Unidade e pluralidade de infrações. Crime continuado. Condução de veículo em estado de embriaguez

UNIDADE E PLURALIDADE DE INFRACÇÕES. CRIME CONTINUADO. CONDUÇÃO DE VEÍCULO EM ESTADO DE EMBRIAGUEZ
RECURSO CRIMINAL Nº
122/17.9GCSEI.C1
Relator: BRIZIDA MARTINS
Data do Acordão: 23-05-2018
Tribunal: GUARDA (J C GENÉRICA DE SEIA – J1)
Legislação: ART. 30 DO CP
Sumário:

  1. Decisivo para a determinação da unidade ou pluralidade de crimes é a “unidade ou pluralidade de sentidos de ilicitude típica, existente no comportamento global do agente submetido à cognição do tribunal” (Figueiredo Dias, “Direito Penal – Parte Geral, Tomo I, Coimbra Editora, 2007, 1018/1019).
  2. Se o facto global, apenas, preenche um tipo legal, será de presumir que estamos perante uma unidade de facto punível, presunção que pode ser elidida se se mostrar que o mesmo tipo legal de crime foi preenchido várias vezes pelo comportamento do agente.
  3. O comportamento global do arguido depois que foi fiscalizado e detido pelos agentes policiais por conduzir um veículo automóvel na via pública sob influência do álcool e de ter sido advertido de que não poderia conduzir nas 12 horas imediatamente seguintes preenche os tipos legais de desobediência e de condução de veículo em estado de embriaguez.
  4. O arguido que após fiscalização, com a submissão ao teste de pesquisa de álcool no sangue e a todo um conjunto de procedimentos legais, nomeadamente a sua detenção, constituição de arguido, notificação para comparência em tribunal, libertação e notificação de que não poderia conduzir no prazo de 12 horas, sob pena de cometer um crime de desobediência, afigura-se-nos inequívoco que o mesmo teve necessariamente de formular um novo desígnio para voltar a conduzir, diferente do primeiro e dele separado temporalmente.
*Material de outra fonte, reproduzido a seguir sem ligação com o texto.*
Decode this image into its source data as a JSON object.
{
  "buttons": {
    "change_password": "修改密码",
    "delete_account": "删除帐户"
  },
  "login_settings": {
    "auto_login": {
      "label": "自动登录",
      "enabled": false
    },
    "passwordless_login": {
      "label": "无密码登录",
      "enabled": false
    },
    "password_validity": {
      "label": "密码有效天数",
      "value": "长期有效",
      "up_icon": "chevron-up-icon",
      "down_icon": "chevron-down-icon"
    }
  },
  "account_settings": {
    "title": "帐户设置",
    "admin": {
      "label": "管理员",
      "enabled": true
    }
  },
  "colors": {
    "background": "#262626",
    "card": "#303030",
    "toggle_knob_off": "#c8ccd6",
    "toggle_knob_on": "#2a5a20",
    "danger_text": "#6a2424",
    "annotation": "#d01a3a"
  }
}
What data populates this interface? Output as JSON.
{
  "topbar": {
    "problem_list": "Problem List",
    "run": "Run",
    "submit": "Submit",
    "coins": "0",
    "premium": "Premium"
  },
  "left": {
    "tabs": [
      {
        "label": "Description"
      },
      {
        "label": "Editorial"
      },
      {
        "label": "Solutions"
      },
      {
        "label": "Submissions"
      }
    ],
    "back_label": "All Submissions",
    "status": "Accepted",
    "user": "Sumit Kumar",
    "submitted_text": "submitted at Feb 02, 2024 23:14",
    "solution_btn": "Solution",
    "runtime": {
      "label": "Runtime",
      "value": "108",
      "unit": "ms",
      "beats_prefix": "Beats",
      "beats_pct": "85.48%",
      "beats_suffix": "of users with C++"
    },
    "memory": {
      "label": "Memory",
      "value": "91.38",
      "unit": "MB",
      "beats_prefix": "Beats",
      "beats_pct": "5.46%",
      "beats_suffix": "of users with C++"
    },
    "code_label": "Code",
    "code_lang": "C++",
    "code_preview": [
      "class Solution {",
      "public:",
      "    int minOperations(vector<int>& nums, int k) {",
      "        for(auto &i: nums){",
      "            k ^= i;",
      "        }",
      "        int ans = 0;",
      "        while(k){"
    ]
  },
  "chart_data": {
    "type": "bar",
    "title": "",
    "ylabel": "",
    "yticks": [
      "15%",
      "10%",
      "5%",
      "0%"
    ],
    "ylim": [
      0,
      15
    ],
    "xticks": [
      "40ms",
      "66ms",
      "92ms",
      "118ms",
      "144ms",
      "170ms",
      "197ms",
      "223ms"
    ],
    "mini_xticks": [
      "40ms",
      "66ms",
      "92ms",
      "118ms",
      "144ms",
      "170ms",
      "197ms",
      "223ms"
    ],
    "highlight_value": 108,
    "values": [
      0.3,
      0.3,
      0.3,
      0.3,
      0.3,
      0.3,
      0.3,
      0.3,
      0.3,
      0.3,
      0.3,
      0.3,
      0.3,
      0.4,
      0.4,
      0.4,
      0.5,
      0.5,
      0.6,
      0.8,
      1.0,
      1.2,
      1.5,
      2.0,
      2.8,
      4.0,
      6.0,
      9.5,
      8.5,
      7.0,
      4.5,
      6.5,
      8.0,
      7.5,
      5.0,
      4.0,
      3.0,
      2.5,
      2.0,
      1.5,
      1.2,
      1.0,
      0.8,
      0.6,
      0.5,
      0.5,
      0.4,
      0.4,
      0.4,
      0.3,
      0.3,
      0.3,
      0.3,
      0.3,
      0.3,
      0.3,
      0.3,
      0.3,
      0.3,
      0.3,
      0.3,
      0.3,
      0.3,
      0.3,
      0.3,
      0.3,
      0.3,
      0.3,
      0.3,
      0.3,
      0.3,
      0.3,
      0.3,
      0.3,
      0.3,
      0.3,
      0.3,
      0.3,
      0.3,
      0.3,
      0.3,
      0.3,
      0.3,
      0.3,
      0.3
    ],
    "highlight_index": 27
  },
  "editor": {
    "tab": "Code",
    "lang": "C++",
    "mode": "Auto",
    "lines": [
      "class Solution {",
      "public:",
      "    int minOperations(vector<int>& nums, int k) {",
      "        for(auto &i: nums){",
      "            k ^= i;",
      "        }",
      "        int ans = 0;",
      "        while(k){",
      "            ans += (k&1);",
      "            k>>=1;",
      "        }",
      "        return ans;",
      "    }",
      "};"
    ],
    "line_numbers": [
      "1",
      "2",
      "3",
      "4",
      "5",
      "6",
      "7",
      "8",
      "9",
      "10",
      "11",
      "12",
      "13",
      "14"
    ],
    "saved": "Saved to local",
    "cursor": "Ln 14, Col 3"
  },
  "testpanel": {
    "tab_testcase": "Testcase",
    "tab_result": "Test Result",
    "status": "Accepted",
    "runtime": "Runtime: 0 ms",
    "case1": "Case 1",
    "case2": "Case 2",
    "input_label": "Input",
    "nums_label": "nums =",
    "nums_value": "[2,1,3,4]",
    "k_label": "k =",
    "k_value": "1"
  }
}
  5. Perante a afirmação da existência de duas resoluções criminosas, consumadas em actos independentes e distintos no espaço e no tempo, sem que o segundo tenha sido favorecido pelo primeiro, no quadro de uma mesma situação exterior que diminua consideravelmente a culpa do agente (caso em que haveria um único crime continuado), impõe-se concluir pela verificação de dois crimes de condução em estado de embriaguez, p. e p. pelo art.º 292.º, n.º 1, do Código Penal.
  6. A tipicidade do crime de condução em estado de embriaguez exige a condução de veículo automóvel na via pública após a ingestão de bebidas alcoólicas e sob o efeito das mesmas, ao passo que no crime de desobediência qualificada se prescinde da verificação de efetiva embriaguez durante a condução automóvel.
  7. Pelo que se verifica concurso efectivo, de dois crimes de condução de veículo em estado de embriaguez, e de um crime de desobediência qualificada, não ocorrendo qualquer situação de concurso aparente, mormente de consumpção.
  8. Não se verifica violação do princípio ne bis in idem, consagrado no art.º 29.º, n.º 5, da Constituição da República Portuguesa, com base na alegação de que autonomizar o conteúdo do ilícito da segunda condenação sob o efeito do álcool significaria uma dupla valoração do mesmo substrato de facto.